The Ambassador

By Norman Boucher / March/April 2011
March 16th, 2011

He was sometimes known as Raging Bull for the negotiating style he developed over a diplomatic career that began during the early 1960s in Vietnam and ended while he was laboring to find a peaceful end to the conflicts in Afghanistan and Pakistan. Richard Holbrooke '62, the most important diplomat of his generation and one of the most influential in U.S. history, died suddenly on December 13 of last year from a ruptured aorta. He was sixty-nine. After his death, President Obama said, "America is more secure—and the world is a safer place—because of the work of Ambassador Richard Holbrooke."

Marco Di Lauro/Getty Images
President Obama says Richard Holbrooke made America more secure and the world a safer place. 
"He is the energizer envoy," former New York Times chief diplomatic correspondent Elaine Sciolino wrote in 1998, "a nonstop negotiator who can outflank and outflatter, outbluff and outbully all the other players in the room." Holbrooke was best known for brokering the 1995 Dayton Accords that ended the Bosnian war—he was assistant secretary of state for European and Canadian Affairs at the time—but his career was much broader and deeper.

His interest in foreign affairs may have begun when he was eight years old and his parents, Jews who had fled the Nazis in the 1930s, took him to visit the United Nations in New York City. "These buildings, my father said, would become the most important in the world," Holbrooke later recalled. "They would prevent future wars." At Brown, where he majored in history with an emphasis on European studies, he was a journalist with an interest in international matters. He played freshman tennis, belonged to the Sphinx Club (organized in 1904 for discussing the day's intellectual topics), and was a member of Phi Delta Epsilon.

Holbrooke wrote often for the Brown Daily Herald, of which he became editor-in-chief. Fluent in French, he spent two undergraduate summers in France. In April of his sophomore year, he left school early to travel to Paris for the BDH to cover the so-called Big Four Peace Summit, whose purpose was to resolve the status of Berlin. While in Paris, he also helped the New York Times staff cover the events, an experience he later described in the BDH. In 1997, the University awarded him an honorary degree, and ten years later brought him back to campus as a professor-at-large based at the Watson Institute.

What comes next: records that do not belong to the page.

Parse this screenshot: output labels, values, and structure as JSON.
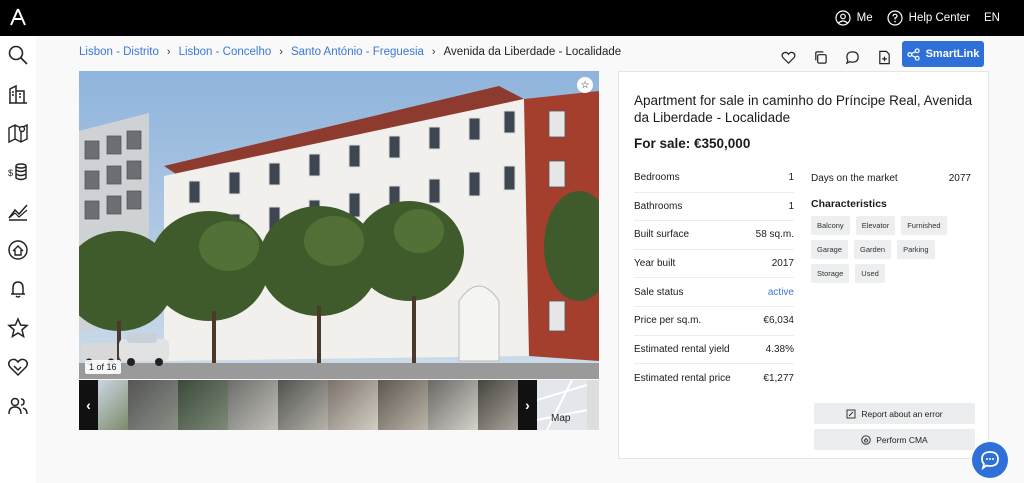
{
  "topbar": {
    "logo_icon": "fictional-logo",
    "me_label": "Me",
    "help_label": "Help Center",
    "language": "EN"
  },
  "sidebar": {
    "icons": [
      "search-icon",
      "buildings-icon",
      "map-pin-icon",
      "coins-icon",
      "chart-icon",
      "home-icon",
      "bell-icon",
      "star-icon",
      "handshake-icon",
      "users-icon"
    ]
  },
  "breadcrumb": {
    "items": [
      "Lisbon - Distrito",
      "Lisbon - Concelho",
      "Santo António - Freguesia"
    ],
    "current": "Avenida da Liberdade - Localidade"
  },
  "toolbar": {
    "smartlink_label": "SmartLink"
  },
  "gallery": {
    "counter": "1 of 16",
    "map_label": "Map"
  },
  "listing": {
    "title": "Apartment for sale in caminho do Príncipe Real, Avenida da Liberdade - Localidade",
    "price": "For sale: €350,000",
    "specs": [
      {
        "label": "Bedrooms",
        "value": "1"
      },
      {
        "label": "Bathrooms",
        "value": "1"
      },
      {
        "label": "Built surface",
        "value": "58 sq.m."
      },
      {
        "label": "Year built",
        "value": "2017"
      },
      {
        "label": "Sale status",
        "value": "active"
      },
      {
        "label": "Price per sq.m.",
        "value": "€6,034"
      },
      {
        "label": "Estimated rental yield",
        "value": "4.38%"
      },
      {
        "label": "Estimated rental price",
        "value": "€1,277"
      }
    ],
    "days_on_market_label": "Days on the market",
    "days_on_market_value": "2077",
    "characteristics_title": "Characteristics",
    "tags": [
      "Balcony",
      "Elevator",
      "Furnished",
      "Garage",
      "Garden",
      "Parking",
      "Storage",
      "Used"
    ],
    "report_label": "Report about an error",
    "cma_label": "Perform CMA"
  },
  "colors": {
    "accent": "#2f70d8",
    "link": "#3a78d6",
    "topbar": "#000000"
  }
}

Inspired by President Kennedy's inaugural call to public service, Holbrooke joined the Foreign Service right after graduation. He was sent to Vietnam, where he became a staff assistant to several top military and diplomatic officials, including Ambassadors Maxwell Taylor and Henry Cabot Lodge. In 1966, he moved to the White House to work on President Johnson's Vietnam staff. While there, he authored a volume of the Pentagon Papers.

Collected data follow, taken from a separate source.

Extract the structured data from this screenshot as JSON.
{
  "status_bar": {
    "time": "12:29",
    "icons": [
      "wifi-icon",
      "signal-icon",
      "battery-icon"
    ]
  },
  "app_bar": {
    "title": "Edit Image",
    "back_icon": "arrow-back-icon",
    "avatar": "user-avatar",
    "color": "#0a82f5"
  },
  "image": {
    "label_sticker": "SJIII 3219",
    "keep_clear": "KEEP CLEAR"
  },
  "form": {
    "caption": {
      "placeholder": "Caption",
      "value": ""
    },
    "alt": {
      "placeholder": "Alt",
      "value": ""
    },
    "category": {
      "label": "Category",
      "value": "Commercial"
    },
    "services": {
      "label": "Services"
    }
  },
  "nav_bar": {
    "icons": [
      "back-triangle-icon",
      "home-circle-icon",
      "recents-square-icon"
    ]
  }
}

1995: Briefing his negotiation team after arriving in Sarajevo.
In 1970, Holbrooke became the Peace Corps director in Morocco, but his interest in writing was strong enough for him to resign two years later and become managing editor of Foreign Policy magazine. He also was a contributing editor at Newsweek. In 1977, President Carter appointed him assistant secretary of state for East Asian and Pacific Affairs; in that post, he helped establish full diplomatic relations with China.

After the election of President Reagan, Holbrooke found himself outside government. He worked on Wall Street, where he became a managing director at Lehman Brothers. Later, between government stints, he worked at Credit Suisse First Boston and Perseus.

President Clinton brought Holbrooke back to the state department in 1994, when he appointed him assistant secretary of state for European and Canadian Affairs. The next year Clinton named him a special mediator to end the war in the Balkans. Later in 1995, after three relentless weeks of sometimes brutal negotiation with the presidents of Croatia, Serbia, and Bosnia at Wright-Patterson Air Force Base in Dayton, Ohio—Holbrooke insisted, despite much criticism, that all sides should negotiate together, despite the ethnic cleansing conducted by the Serbs—Holbrooke emerged with the General Framework Agreement for Peace in Bosnia and Herzegovina: the Dayton Peace Accords. In his book To End a War, Holbrooke wrote that the conflict "was the product of bad, even criminal, political leaders who encouraged ethnic confrontation for personal, political, and financial gain." In Pristina, Kosovo, a few years later, a bar was named in his honor. It was called Tricky Dick's.

Charles Dharapak/AP Photo
2009: At the State Department with President Obama. 
During his years working for President Clinton, Holbrooke was also ambassador to Germany, special presidential envoy to Cyprus, and U.S. representative to the U.N. But it was President Obama and Secretary of State Hillary Clinton who in 2009 asked Holbrooke to apply his diplomatic mastery to resolving the conflicts in Pakistan and Afghanistan. He found the challenge far greater than any he had ever faced, and he died having made little progress. Asked by the Wall Street Journal shortly after he took on "Af-Pak" whether there were similarities between the region's violence and the Vietnam War, Holbrooke said, "The fundamental difference is 9/11. The Vietcong and the North Vietnamese never posed a threat to the United States homeland. The people of 9/11 who were in that area still do and are still planning. That is why we're in the region with troops."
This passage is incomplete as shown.